Below is the unedited version of frame 78 above, since the circles slighly obscure important parts. Again, MacKinnon is clearly pushing Lehtonen's leg into the net here - this is goalie interference regardless of where the puck is. You wonder how Patrick Roy would have taken this back in the day:
Again, no white space between the dark shadow of the puck and the goal line. This puck is conclusively not across the line with no obstruction of the camera at this point, and it has reversed momentum, moving back out of the dangerous area.
Lehtonen's arm has started to come into play here in frame 80, but you can see the puck in the middle of the red circle. That black bit is not a part of Lehotnen as the black stripe on his sweater is closer to the shoulder, his pads are too far away and the edge of his glove is clearly visible. That circled object is the puck, conclusively not across the goal line.

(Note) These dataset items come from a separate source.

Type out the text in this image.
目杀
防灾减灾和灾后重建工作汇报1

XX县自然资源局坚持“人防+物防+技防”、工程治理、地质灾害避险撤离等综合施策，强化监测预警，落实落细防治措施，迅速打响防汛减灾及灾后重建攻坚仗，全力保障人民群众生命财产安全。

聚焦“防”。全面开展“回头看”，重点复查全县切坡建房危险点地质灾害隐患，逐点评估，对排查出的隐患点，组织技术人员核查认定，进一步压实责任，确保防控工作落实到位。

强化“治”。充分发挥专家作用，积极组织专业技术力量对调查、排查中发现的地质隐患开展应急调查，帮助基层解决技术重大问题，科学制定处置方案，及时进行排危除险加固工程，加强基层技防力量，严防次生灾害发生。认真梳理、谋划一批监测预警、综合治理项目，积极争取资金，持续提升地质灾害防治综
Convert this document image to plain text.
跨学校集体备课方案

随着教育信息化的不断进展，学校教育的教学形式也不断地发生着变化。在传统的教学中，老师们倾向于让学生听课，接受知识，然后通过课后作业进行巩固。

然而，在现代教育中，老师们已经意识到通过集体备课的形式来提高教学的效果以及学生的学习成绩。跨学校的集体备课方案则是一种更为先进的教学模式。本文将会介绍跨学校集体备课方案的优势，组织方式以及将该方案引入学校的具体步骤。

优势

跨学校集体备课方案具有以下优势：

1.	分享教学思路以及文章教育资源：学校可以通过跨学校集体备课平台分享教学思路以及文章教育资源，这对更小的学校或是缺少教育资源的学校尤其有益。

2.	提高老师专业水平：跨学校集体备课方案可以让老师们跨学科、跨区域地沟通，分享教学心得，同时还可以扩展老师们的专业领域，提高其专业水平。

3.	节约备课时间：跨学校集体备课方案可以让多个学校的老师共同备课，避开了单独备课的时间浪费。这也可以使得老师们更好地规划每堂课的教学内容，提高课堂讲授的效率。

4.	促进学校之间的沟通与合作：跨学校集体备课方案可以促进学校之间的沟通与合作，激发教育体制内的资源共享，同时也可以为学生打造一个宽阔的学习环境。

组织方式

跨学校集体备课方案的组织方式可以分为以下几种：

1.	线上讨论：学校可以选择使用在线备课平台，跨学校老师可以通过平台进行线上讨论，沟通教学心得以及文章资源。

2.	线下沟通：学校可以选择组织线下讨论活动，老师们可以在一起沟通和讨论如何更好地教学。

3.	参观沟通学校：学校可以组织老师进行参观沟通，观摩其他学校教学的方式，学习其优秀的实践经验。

Anything that happens after this point clearly does not involve the puck crossing the line, as it has already reversed course and started to move out of the net.
Given that, the entirity of the time the puck was in the vicinity of the goal line, the goal line and puck were visible on camera. There was never any white space visible between the two; ergo, there is, at least to me, conclusive evidence that the puck never crossed the goal line.
Want further support that the black object above the puck? Here's the final screenshot:
Given the overhead angle and what we can see in detail from the screenshots, I contend that you can absolutely say the puck never crossed the goal line. The strip of white space that would have been visible between the two never appears.
Here's another exercise. Take the GIF linked above and start at frame 61, when the puck is on Lehtonen's pad and is clearly not over the goal line. Go frame-by-frame from there. You can track the puck fairly easily and never see any white space from it being over the goal line.
What the low-angle shot tells you is the puck kicked off the toe of Lehtonen's pad and had dropped to nearly flat at the time. This happens at frames 71-76, and you can see the puck conclusively not completely over the line as it reverses direction at that point.
With no obstruction, the only thing to contend with on the replay is shadow. Perhaps the NHL's war room got an SD feed and couldn't differentiate between shadow and puck, even though HD cameras and feeds are now standard. Perhaps they lack the capability to go frame-by-frame, though if that's the case, someone in the IT department needs to be fired.
The only thing I can think is that the NHL saw this angle clearly (because I refuse to believe either of the above is true) but decided it was not conclusive enough in conjunction with the (optical illusion) low-angle shot.
What they should have done is used the low-angle shot to tell them about the path of the puck, that it was up on edge then dropped flat, and the deepest it appeared to be in was when it hit the toe of Lehtonen's pad. Then, when going to the overhead replay, they would know exactly when to look for the tell-tale space between the puck and goal line. The low-angle shot is an aid to know when at what to look for, but the angle optics problems mean it is not telling evidence in and of itself.
The referee also deserves a talking to about his skating and positioning. This play is going to the net from the minute it is turned over, and he has no reason to fade back to the wall. He needed to stop hard at the goal line and come in around the back of the net. A good skating play by the referee likely would have caught the uncalled goalie interference.
The Stars have only themselves to blame for losing this one - Lehtonen gave up two weak goals, the defensive pair of Alex Goligoski and John Klingberg had a rough night and Kliingberg himself made the terrible turnover that led to the shot in question.
But the NHL also needs to do better, from making sure its referees don't put themselves in the position where they're forced to guess at a call to understanding which angles are useful and which are only going to give red herrings.